Author: Emma Cazou
Have you ever been collecting data and needed to create one final dataset for your analysis? However, the data you have is from different levels – a mixture from the national level, regional level, household level, or village level. Your aim is then to create a final dataset with all this information, taking into account different levels of disaggregation. In this blog, I will provide you with several tips based on the experience of EDI Global on merging datasets at different levels using the statistical software Stata.
In order to merge datasets at different levels, you can use two commands: merge or append. These two commands will be used according to what information is to be added to your master dataset. You will:
– merge if you want to add variables to an existing dataset, and
– append if you want to add observations to a data set.
In the sections below, I will provide some tips on the different steps to follow to avoid mistakes and keep all the necessary information.
1. Determine an intuitive system of identifiers
For each observation, a unique respondent identifier should allow the user of the dataset to identify the observation. An observation could be an individual, a household, a school, an enterprise, a health facility, a doctor, a student, etc. or, if you are working with macro data, a district, a region, a country, etc. In order to trace a unique observation, different techniques can be used.
We recommend using an intuitive system of identifiers, allowing data users to easily navigate through the data and observations. An effective way of achieving this is by creating a system that begins from a larger scale and zooms in on each stratum of the respondent, in order to have a unique way to identify them. In this way, the ultimate unique respondent identifier is built concatenating all other higher-level identifiers. Table 1 presents an example of how this can be done.
Region | Region ID | District | District ID | Household | Household ID |
A | 1 | X | 11 | AXA | 111 |
A | 1 | Y | 12 | AYA | 121 |
B | 2 | Z | 21 | BZA | 211 |
Table 1. Example of identifiers in a dataset
In this example, the unique respondent identifier is HouseholdID, which is obtained by concatenating higher-level identifiers like RegionID and DistrictID. In this way, the data user will intuitively understand that the respondent with HouseholdID 121 is belonging to Region with RegionID 1 and District with DistrictID 12. By using this technique, it is easier to map the different levels and will allow merging in a more efficient and intuitive way. Once you have created unique identifiers in a similar way in all the datasets, you can proceed to the merging process.
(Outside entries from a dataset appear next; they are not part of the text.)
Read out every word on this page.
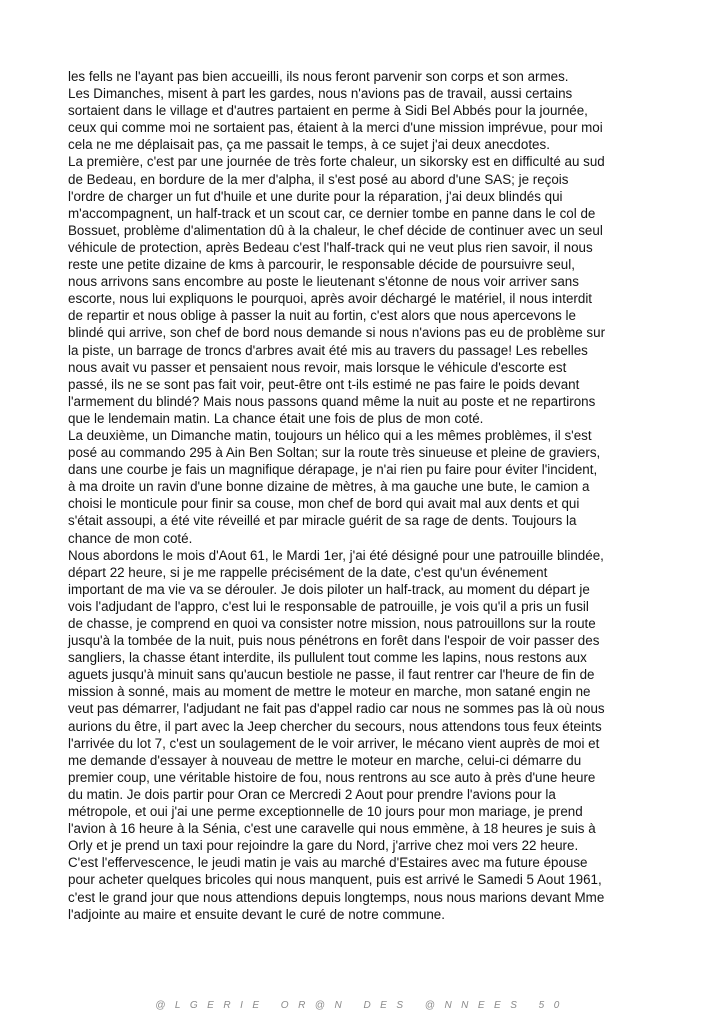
les fells ne l'ayant pas bien accueilli, ils nous feront parvenir son corps et son armes.
Les Dimanches, misent à part les gardes, nous n'avions pas de travail, aussi certains
sortaient dans le village et d'autres partaient en perme à Sidi Bel Abbés pour la journée,
ceux qui comme moi ne sortaient pas, étaient à la merci d'une mission imprévue, pour moi
cela ne me déplaisait pas, ça me passait le temps, à ce sujet j'ai deux anecdotes.
La première, c'est par une journée de très forte chaleur, un sikorsky est en difficulté au sud
de Bedeau, en bordure de la mer d'alpha, il s'est posé au abord d'une SAS; je reçois
l'ordre de charger un fut d'huile et une durite pour la réparation, j'ai deux blindés qui
m'accompagnent, un half-track et un scout car, ce dernier tombe en panne dans le col de
Bossuet, problème d'alimentation dû à la chaleur, le chef décide de continuer avec un seul
véhicule de protection, après Bedeau c'est l'half-track qui ne veut plus rien savoir, il nous
reste une petite dizaine de kms à parcourir, le responsable décide de poursuivre seul,
nous arrivons sans encombre au poste le lieutenant s'étonne de nous voir arriver sans
escorte, nous lui expliquons le pourquoi, après avoir déchargé le matériel, il nous interdit
de repartir et nous oblige à passer la nuit au fortin, c'est alors que nous apercevons le
blindé qui arrive, son chef de bord nous demande si nous n'avions pas eu de problème sur
la piste, un barrage de troncs d'arbres avait été mis au travers du passage! Les rebelles
nous avait vu passer et pensaient nous revoir, mais lorsque le véhicule d'escorte est
passé, ils ne se sont pas fait voir, peut-être ont t-ils estimé ne pas faire le poids devant
l'armement du blindé? Mais nous passons quand même la nuit au poste et ne repartirons
que le lendemain matin. La chance était une fois de plus de mon coté.
La deuxième, un Dimanche matin, toujours un hélico qui a les mêmes problèmes, il s'est
posé au commando 295 à Ain Ben Soltan; sur la route très sinueuse et pleine de graviers,
dans une courbe je fais un magnifique dérapage, je n'ai rien pu faire pour éviter l'incident,
à ma droite un ravin d'une bonne dizaine de mètres, à ma gauche une bute, le camion a
choisi le monticule pour finir sa couse, mon chef de bord qui avait mal aux dents et qui
s'était assoupi, a été vite réveillé et par miracle guérit de sa rage de dents. Toujours la
chance de mon coté.
Nous abordons le mois d'Aout 61, le Mardi 1er, j'ai été désigné pour une patrouille blindée,
départ 22 heure, si je me rappelle précisément de la date, c'est qu'un événement
important de ma vie va se dérouler. Je dois piloter un half-track, au moment du départ je
vois l'adjudant de l'appro, c'est lui le responsable de patrouille, je vois qu'il a pris un fusil
de chasse, je comprend en quoi va consister notre mission, nous patrouillons sur la route
jusqu'à la tombée de la nuit, puis nous pénétrons en forêt dans l'espoir de voir passer des
sangliers, la chasse étant interdite, ils pullulent tout comme les lapins, nous restons aux
aguets jusqu'à minuit sans qu'aucun bestiole ne passe, il faut rentrer car l'heure de fin de
mission à sonné, mais au moment de mettre le moteur en marche, mon satané engin ne
veut pas démarrer, l'adjudant ne fait pas d'appel radio car nous ne sommes pas là où nous
aurions du être, il part avec la Jeep chercher du secours, nous attendons tous feux éteints
l'arrivée du lot 7, c'est un soulagement de le voir arriver, le mécano vient auprès de moi et
me demande d'essayer à nouveau de mettre le moteur en marche, celui-ci démarre du
premier coup, une véritable histoire de fou, nous rentrons au sce auto à près d'une heure
du matin. Je dois partir pour Oran ce Mercredi 2 Aout pour prendre l'avions pour la
métropole, et oui j'ai une perme exceptionnelle de 10 jours pour mon mariage, je prend
l'avion à 16 heure à la Sénia, c'est une caravelle qui nous emmène, à 18 heures je suis à
Orly et je prend un taxi pour rejoindre la gare du Nord, j'arrive chez moi vers 22 heure.
C'est l'effervescence, le jeudi matin je vais au marché d'Estaires avec ma future épouse
pour acheter quelques bricoles qui nous manquent, puis est arrivé le Samedi 5 Aout 1961,
c'est le grand jour que nous attendions depuis longtemps, nous nous marions devant Mme
l'adjointe au maire et ensuite devant le curé de notre commune.
@LGERIE OR@N DES @NNEES 50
2. Avoiding common mistakes when preparing datasets
When merging or appending your datasets, the following three commands are often incorrectly used and therefore should be avoided. Otherwise, there can be significant consequences on your final dataset.
-
First, when merging, you must match all the key and common variables. If all the disaggregated information is in both datasets, you may prefer to use 1:1 instead of m:m (many to many), otherwise it will merge all the duplicates. Using m:m is a tempting option as it works all the time. However, you will not be able to spot any duplicates or missing information in a dataset. Hence, as a golden rule, the option m:m should never be used when merging.
-
The second most common mistake with merge and append, is using the option force. Using this option is quite convenient as the merging or appending will work all the time as you will be able to merge/append, string to numeric or numeric to string, without displaying any error message. However, by doing so, you are taking the risk that you may lose some information, as some identical variables might have different formats across datasets, which will generate some missing values.
-
The third common mistake when preparing a dataset before merging or during the cleaning phase, is using the option capture in a loop when you want to edit a group of variables. As for the command force, using capture will edit (i.e. rename, replace, generate, etc.) all the variables included in the loop despite potential errors. Hence, your do-file will continue to run as all the error messages will be deleted. Consequently, all the necessary corrections to the dataset may not be fully completed.
3. Final checks on the dataset:
Whenever you have appended or merged the datasets, the following three final steps should be done:
-
First, especially when using merge, you have to decide on the information you want to keep. In case you have some unmatched data in a dataset, you have to decide what is relevant for your study. For example, Region A is in the master dataset but not in the used one: you have to decide if you want to keep only the matched data (using keep if merge==3), hence drop the Region A from the final sample, or keep all the data.
-
Second, beyond deciding which information to keep, the previous step is also an opportunity to check that you don’t have any missing information. Following the previous example, you realised that Region A should be in the used dataset – by carefully looking at the merging output, you then realised that you have some missing information and can then investigate this error. The same applies during the appending, by checking for each variable (using the command codebook [variable name], for example) the presence, or not, of missing data.
-
Third, you have to ensure that you do not have duplicated observations. Duplicates can have an impact on the analysis by overrepresenting some information which differs from reality. To check this, use the command duplicates list [variables list].
After completing each step carefully, it’s always a good idea to ensure that you keep a clear note in your do-file. By doing this, you can ensure that all commands related to merging or appending are correctly followed. Furthermore, a clear set of instructions will provide a basis for other data users to follow your output on merging datasets.